Now we can submit the following program:
import itertools
import functools
@functools.cache
def divide(n: int) -> tuple[int, int]:
p = 1
# a perfect binary tree has 2 ** k - 1 nodes where k is its height+1
while p * 2 - 1 <= n:
p *= 2
# now the number of nodes excluding the last unfilled row = p - 1
remaining_nodes = n - (p - 1)
# for each subtree, the number of nodes excluding the last unfilled row is p // 2 - 1
perfect_subtree_nodes = p // 2 - 1
# the left subtree can have at most p // 2 of the remaining nodes
left_subtree = perfect_subtree_nodes + min(remaining_nodes, p // 2)
# the right subtree does not get any of the remaining nodes until the left subtree is full
right_subtree = perfect_subtree_nodes + max(0, remaining_nodes - p // 2)

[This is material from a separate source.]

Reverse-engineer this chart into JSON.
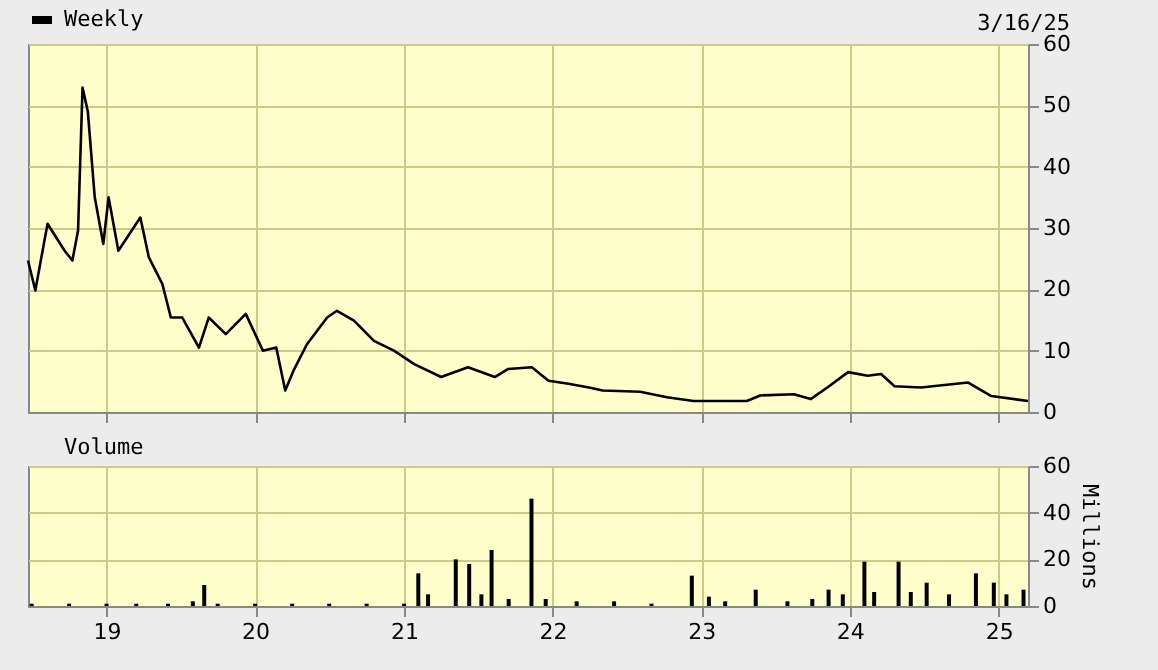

return left_subtree, right_subtree
@functools.cache
def solve(n: int) -> int:
return len(possible_values_0(n) | possible_values_1(n))
@functools.cache
def possible_values_0(n: int) -> frozenset[int]:
if n <= 1:
return frozenset({0})
a, b = divide(n)
a_values_0, b_values_0 = possible_values_0(a), possible_values_0(b)
a_values_1, b_values_1 = possible_values_1(a), possible_values_1(b)
# root node is 0 when a = 0 and b = 0 or a = 1 and b = 1
return unique_sums(a_values_0, b_values_0) | unique_sums(a_values_1, b_values_1)
@functools.cache
def possible_values_1(n: int) -> frozenset[int]:
if n == 0:
return frozenset()
if n == 1:
return frozenset({1})
a, b = divide(n)
a_values_0, b_values_0 = possible_values_0(a), possible_values_0(b)
a_values_1, b_values_1 = possible_values_1(a), possible_values_1(b)
# root node is 1 when a = 0 and b = 1 or a = 1 and b = 0
sums = unique_sums(a_values_0, b_values_1) | unique_sums(a_values_1, b_values_0)
# the root node adds 1 to each sum
return frozenset(x + 1 for x in sums)
def find_divider(x: frozenset[int], x_min: int, x_max: int) -> int:
divider = x_min
while divider < x_max and divider + 1 not in x:
divider += 2
return divider
def S(a: int, b: int, c: int) -> frozenset[int]:
return frozenset(x for x in itertools.chain(range(a, b + 1, 2), range(b, c + 1)))
def unique_sums(a: frozenset[int], b: frozenset[int]) -> frozenset[int]:
if not a or not b:
return frozenset()
a1, a3 = min(a), max(a)
b1, b3 = min(b), max(b)
a2 = find_divider(a, a1, a3)
b2 = find_divider(b, b1, b3)
# a and b are even only
if a2 == a3 and b2 == b3:
divider = a3 + b3
# a is even only
elif a2 == a3:
divider = a1 + b2
# b is even only
elif b2 == b3:
divider = b1 + a2
else:
divider = min(a1 + b2, b1 + a2)
return S(a1 + b1, divider, a3 + b3)
t = int(input())
for _ in range(t):
n = int(input())
print(solve(n))
Our program succeeds and gets us the flag: SEKAI{would_you_be_a_dear_for_me_and-_ok._f09fa68cf09f91a7}.